Both endpoints share the same authentication, the same tool implementations, the same database. The only difference is what the AI client sees when it connects.

What It Looks Like in Practice

Here’s a real interaction. I asked Claude Code to add a random emoji to every assumption title in Empirium using the code mode endpoint. One tool call:

emojis = %w[🚀 🔥 💡 🎯 ⚡ 🌟 🎲 🧪 🔬 🏆 💎 🌈]

all = call_tool("assumptions_list")
assumptions = all["assumptions"]

results = assumptions.map do |a|
  emoji = emojis.sample
  new_statement = "#{emoji} #{a['statement']}"
  call_tool("assumptions_update", id: a["id"], statement: new_statement)
  { id: a["id"], emoji: emoji }
end

{ updated: results.size, details: results }

Twenty assumptions updated in a single round trip. I watched the web page update in realtime as it worked. Blazing fast, like mind-blowingly so.

Without code mode, that would have been 21 separate tool calls (1 list + 20 updates), each requiring the model to reason about the next step. With code mode, the model writes the loop once and the server executes it.

Undoing it was equally trivial:

all = call_tool("assumptions_list")
all["assumptions"].map do |a|
  clean = a["statement"].sub(/\A\p{So}\s*/, "")
  call_tool("assumptions_update", id: a["id"], statement: clean)
end

The savings you gain with Code Mode compound.

Every conversation turn that would have listed all 42 tools now lists two.
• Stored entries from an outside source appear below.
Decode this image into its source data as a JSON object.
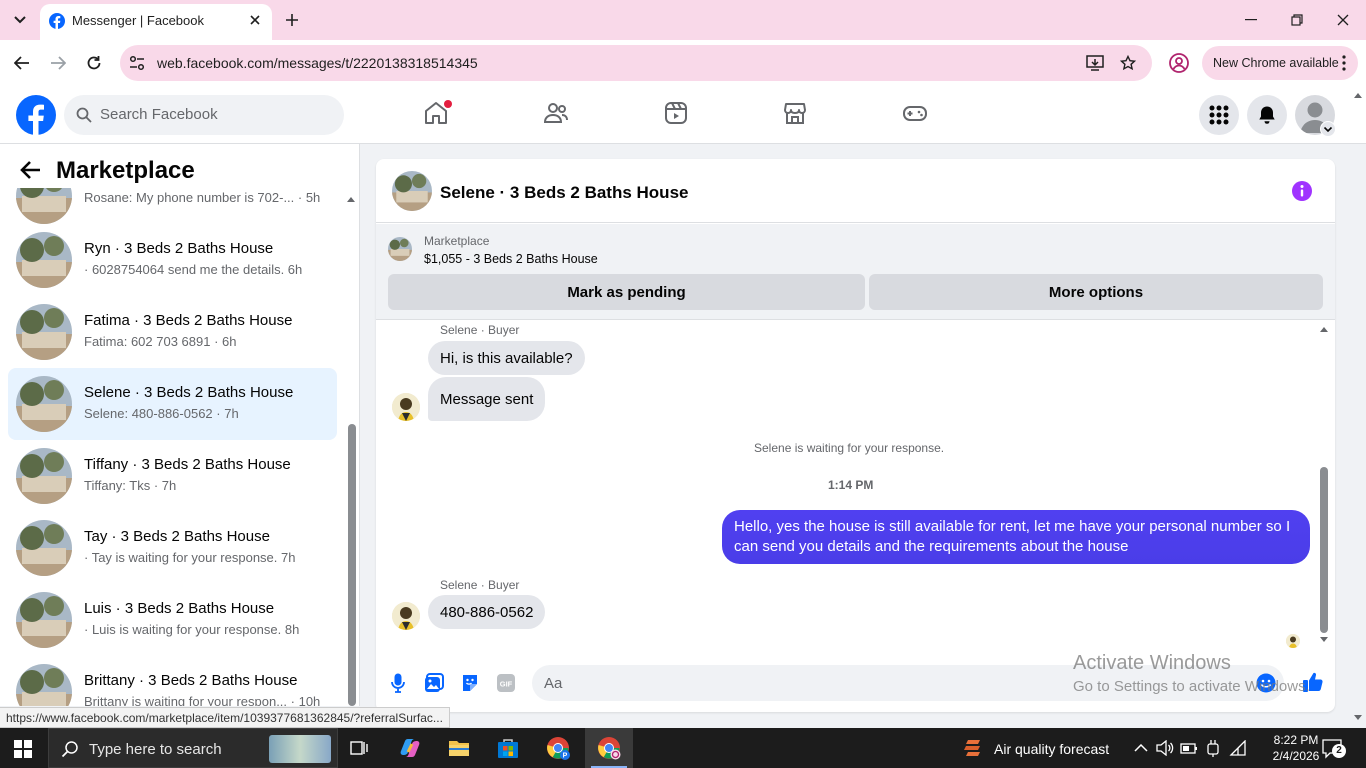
{
  "browser": {
    "tab_title": "Messenger | Facebook",
    "url": "web.facebook.com/messages/t/2220138318514345",
    "new_chrome_label": "New Chrome available",
    "status_url": "https://www.facebook.com/marketplace/item/1039377681362845/?referralSurfac..."
  },
  "fb": {
    "search_placeholder": "Search Facebook"
  },
  "marketplace": {
    "title": "Marketplace",
    "conversations": [
      {
        "name": "",
        "snippet": "Rosane: My phone number is 702-... · 5h"
      },
      {
        "name": "Ryn · 3 Beds 2 Baths House",
        "snippet": "· 6028754064 send me the details. 6h"
      },
      {
        "name": "Fatima · 3 Beds 2 Baths House",
        "snippet": "Fatima: 602 703 6891 · 6h"
      },
      {
        "name": "Selene · 3 Beds 2 Baths House",
        "snippet": "Selene: 480-886-0562 · 7h"
      },
      {
        "name": "Tiffany · 3 Beds 2 Baths House",
        "snippet": "Tiffany: Tks · 7h"
      },
      {
        "name": "Tay · 3 Beds 2 Baths House",
        "snippet": "· Tay is waiting for your response. 7h"
      },
      {
        "name": "Luis · 3 Beds 2 Baths House",
        "snippet": "· Luis is waiting for your response. 8h"
      },
      {
        "name": "Brittany · 3 Beds 2 Baths House",
        "snippet": "Brittany is waiting for your respon... · 10h"
      }
    ]
  },
  "chat": {
    "title": "Selene · 3 Beds 2 Baths House",
    "listing_category": "Marketplace",
    "listing_price_title": "$1,055 - 3 Beds 2 Baths House",
    "mark_pending_label": "Mark as pending",
    "more_options_label": "More options",
    "sender_label_1": "Selene · Buyer",
    "msg_1": "Hi, is this available?",
    "msg_2": "Message sent",
    "waiting_text": "Selene is waiting for your response.",
    "time_text": "1:14 PM",
    "msg_out_1": "Hello, yes the house is still available for rent, let me have your personal number so I can send you details and the requirements about the house",
    "sender_label_2": "Selene · Buyer",
    "msg_3": "480-886-0562",
    "composer_placeholder": "Aa"
  },
  "watermark": {
    "line1": "Activate Windows",
    "line2": "Go to Settings to activate Windows."
  },
  "taskbar": {
    "search_placeholder": "Type here to search",
    "weather_text": "Air quality forecast",
    "time": "8:22 PM",
    "date": "2/4/2026",
    "notif_count": "2"
  },
  "colors": {
    "accent_blue": "#0866ff",
    "outgoing_bubble": "#4a3de8",
    "active_conv_bg": "#e7f3ff",
    "info_icon": "#a033ff"
  },
  "icons": [
    "search-icon",
    "home-icon",
    "friends-icon",
    "video-icon",
    "marketplace-icon",
    "gaming-icon",
    "menu-grid-icon",
    "bell-icon",
    "info-icon",
    "mic-icon",
    "image-icon",
    "sticker-icon",
    "gif-icon",
    "emoji-icon",
    "like-icon"
  ]
}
Every multi-step workflow that would have required multiple tool calls and LLM reasoning steps collapses into a single code execution.

Should You Do This?

If your MCP server has fewer than ten tools, maybe not? The overhead isn’t worth the complexity. But if you’re north of twenty tools —or if your users routinely chain multiple tools together — code mode pays for itself immediately.
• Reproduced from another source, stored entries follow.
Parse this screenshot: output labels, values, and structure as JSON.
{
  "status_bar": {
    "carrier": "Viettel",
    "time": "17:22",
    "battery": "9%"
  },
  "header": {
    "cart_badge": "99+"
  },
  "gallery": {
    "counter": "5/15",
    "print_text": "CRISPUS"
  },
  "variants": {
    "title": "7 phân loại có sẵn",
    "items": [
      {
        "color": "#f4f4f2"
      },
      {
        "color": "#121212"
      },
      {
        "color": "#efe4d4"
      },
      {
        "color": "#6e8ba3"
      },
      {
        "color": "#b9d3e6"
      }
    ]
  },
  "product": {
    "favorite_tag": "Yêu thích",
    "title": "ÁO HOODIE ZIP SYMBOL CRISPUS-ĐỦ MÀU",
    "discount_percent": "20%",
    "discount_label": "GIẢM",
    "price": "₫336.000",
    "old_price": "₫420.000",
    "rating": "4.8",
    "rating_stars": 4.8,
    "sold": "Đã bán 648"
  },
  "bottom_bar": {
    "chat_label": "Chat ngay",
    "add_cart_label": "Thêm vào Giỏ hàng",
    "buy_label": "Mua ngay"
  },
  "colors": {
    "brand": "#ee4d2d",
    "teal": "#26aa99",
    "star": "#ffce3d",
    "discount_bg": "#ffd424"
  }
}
The implementation is small. My entire code mode implementation is under 200 lines of Ruby across four files, plus a middleware and some config. It took me about an hour, including testing. The sandbox pattern is reusable. The profile-based routing means I can offer both endpoints simultaneously and let clients choose.

The deeper principle here is one that keeps showing up in AI application development: don’t make the model navigate complexity when you can give it tools to manage that complexity itself. LLMs write code better than they do almost anything else. Set them free.